In 1929, Goldstein began writing a book, Jewish Folk Culture and Art in Poland, with Karol Dresdner, documenting the extensive collection and especially a 1933 exhibit of the collection. It took six years to compile and was published in 1935.

By 1941, the Nazis, virulent antisemites, were in control of Poland, including Lviv by late June. Ukrainian locals, with tacit Nazi support, immediately conducted a series of pogroms in July. Goldstein recognized the danger to his Jewish-owned and Jewish-themed museum. He spoke with Ilarion Sventsitsky, Lviv's commissioner of museum affairs. Sventsitsky recommended him to the Museum of Art Crafts, which later became the Museum of Ethnography and Art Crafts. In July of that year, the museum agreed to become owner of the collection, keep it in the Goldstein apartment, and appoint Goldstein, his wife, and his younger daughter to the staff as curators of the collection.

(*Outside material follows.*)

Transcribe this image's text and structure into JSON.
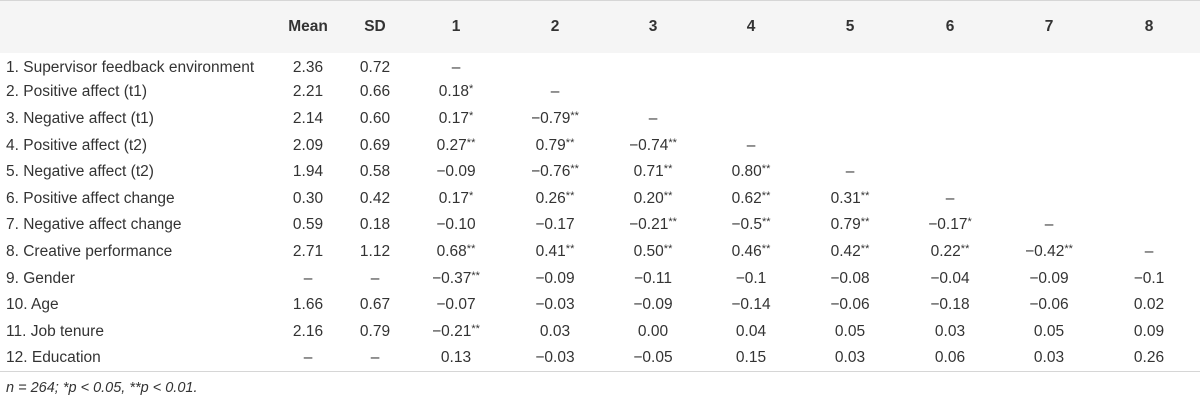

However, by December, the Goldsteins were forced to move to the Jewish ghetto. In early 1942, the museum tried to prevent his deportation. In this period, Goldstein worked to secure Jewish object scattered about the city's synagogues.In September the museum obtained a certificate allowing him to freely move about the city, even outside the ghetto, to do this important collection work. In October 1942, he was sent to Janowska, a concentration camp near Lviv. He was executed in December.

== Personal life ==
In 1914, due to World War I, Goldstein left Lviv for Vienna. He was employeed at a credit institution for trade and industry. His fiancée, Nouseya Levenkron, went with him, and they married in Vienna the following March 1915.

They returned to Lviv in late summer 1917, just before the birth of their daughter Lilia. They later had another daughter, Irena.